- Dominikowice
- Coordinates: 49°39′N 21°12′E﻿ / ﻿49.650°N 21.200°E
- Country: Poland
- Voivodeship: Lesser Poland
- County: Gorlice
- Gmina: Gorlice
- Population: 2,000

= Dominikowice, Lesser Poland Voivodeship =

Dominikowice is a village in the administrative district of Gmina Gorlice, within Gorlice County, Lesser Poland Voivodeship, in southern Poland.

The village has an approximate population of 2,000.

The village belongs to one of the oldest rural settlements in the area, having been endowed by the king on a Polish knight, Dominik Pieniążek (see: Jan Chryzostom Pieniążek, from Odrowąż family (see Odrowąż coat of arms) in 1291. The village has long comprised what is now the villages of Kobylanka, Klęczany and other negligible adjacent areas, until those two became separate nobility's (szlachtas) estates.

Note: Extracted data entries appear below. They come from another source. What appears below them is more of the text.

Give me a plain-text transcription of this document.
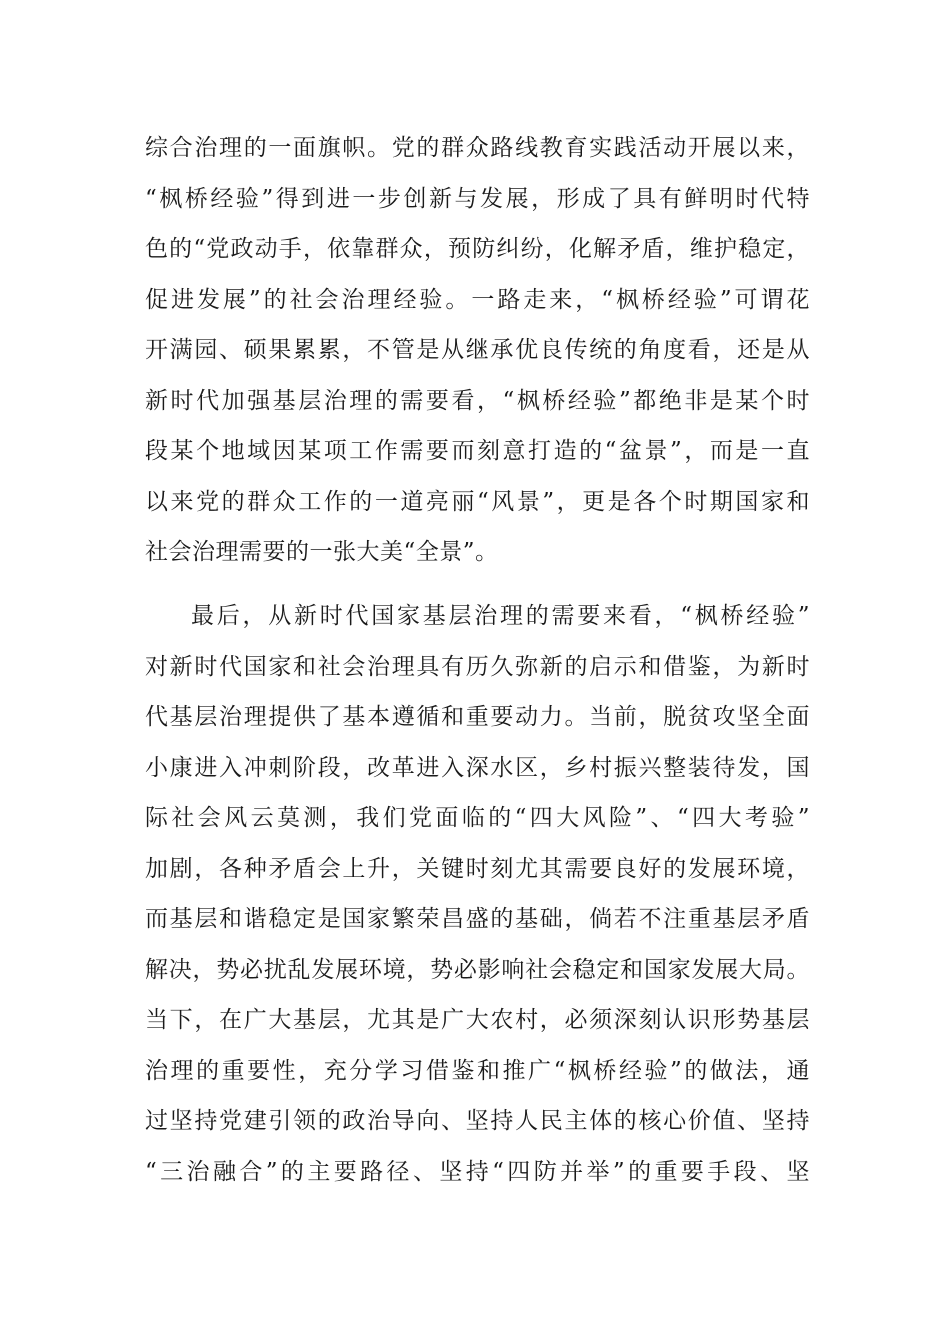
综合治理的一面旗帜。党的群众路线教育实践活动开展以来，
“枫桥经验”得到进一步创新与发展，形成了具有鲜明时代特
色的“党政动手，依靠群众，预防纠纷，化解矛盾，维护稳定，
促进发展”的社会治理经验。一路走来，“枫桥经验”可谓花
开满园、硕果累累，不管是从继承优良传统的角度看，还是从
新时代加强基层治理的需要看，“枫桥经验”都绝非是某个时
段某个地域因某项工作需要而刻意打造的“盆景”，而是一直
以来党的群众工作的一道亮丽“风景”，更是各个时期国家和
社会治理需要的一张大美“全景”。
最后，从新时代国家基层治理的需要来看，“枫桥经验”
对新时代国家和社会治理具有历久弥新的启示和借鉴，为新时
代基层治理提供了基本遵循和重要动力。当前，脱贫攻坚全面
小康进入冲刺阶段，改革进入深水区，乡村振兴整装待发，国
际社会风云莫测，我们党面临的“四大风险”、“四大考验”
加剧，各种矛盾会上升，关键时刻尤其需要良好的发展环境，
而基层和谐稳定是国家繁荣昌盛的基础，倘若不注重基层矛盾
解决，势必扰乱发展环境，势必影响社会稳定和国家发展大局。
当下，在广大基层，尤其是广大农村，必须深刻认识形势基层
治理的重要性，充分学习借鉴和推广“枫桥经验”的做法，通
过坚持党建引领的政治导向、坚持人民主体的核心价值、坚持
“三治融合”的主要路径、坚持“四防并举”的重要手段、坚
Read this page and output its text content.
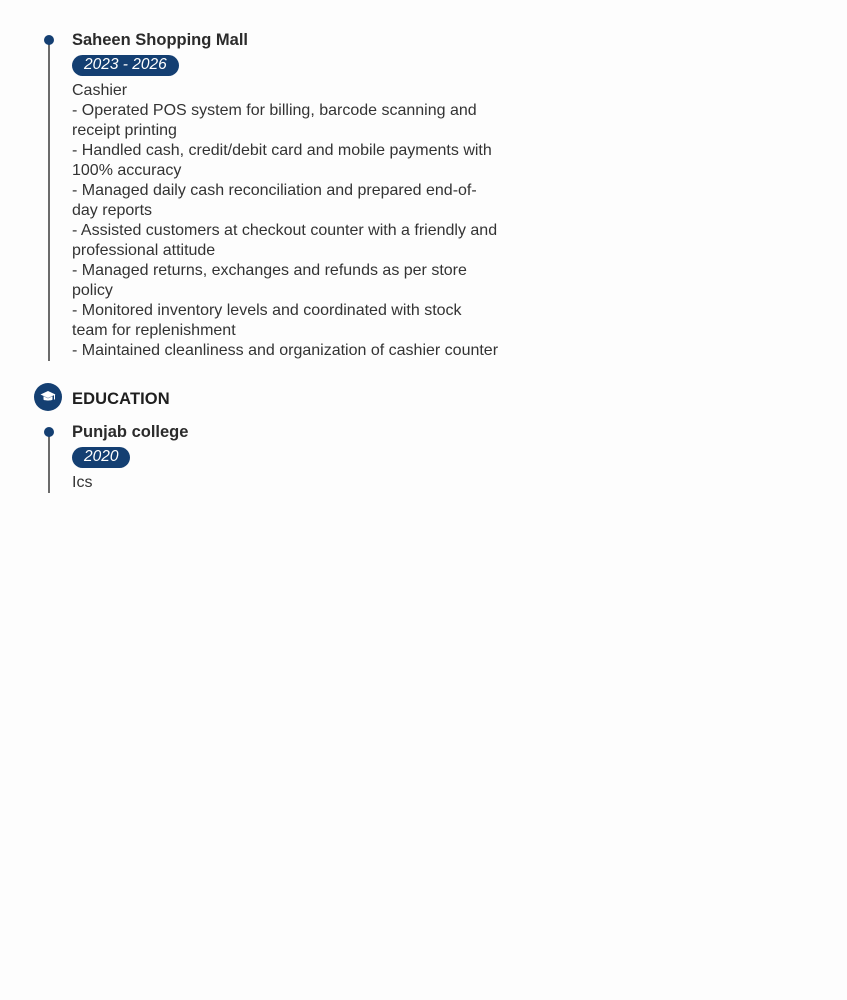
Saheen Shopping Mall
2023 - 2026
Cashier
- Operated POS system for billing, barcode scanning and
receipt printing
- Handled cash, credit/debit card and mobile payments with
100% accuracy
- Managed daily cash reconciliation and prepared end-of-
day reports
- Assisted customers at checkout counter with a friendly and
professional attitude
- Managed returns, exchanges and refunds as per store
policy
- Monitored inventory levels and coordinated with stock
team for replenishment
- Maintained cleanliness and organization of cashier counter
EDUCATION
Punjab college
2020
Ics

Unlike most of the neighbouring villages, which before the Operation Vistula (1940s) were largely inhabited by Rusyns' populations (recently called "Lemkos" to avoid inappropriate associating them with any Russian proveniences), throughout the history, Dominikowice and Kobylanka constituted almost homogenously Polish settlement.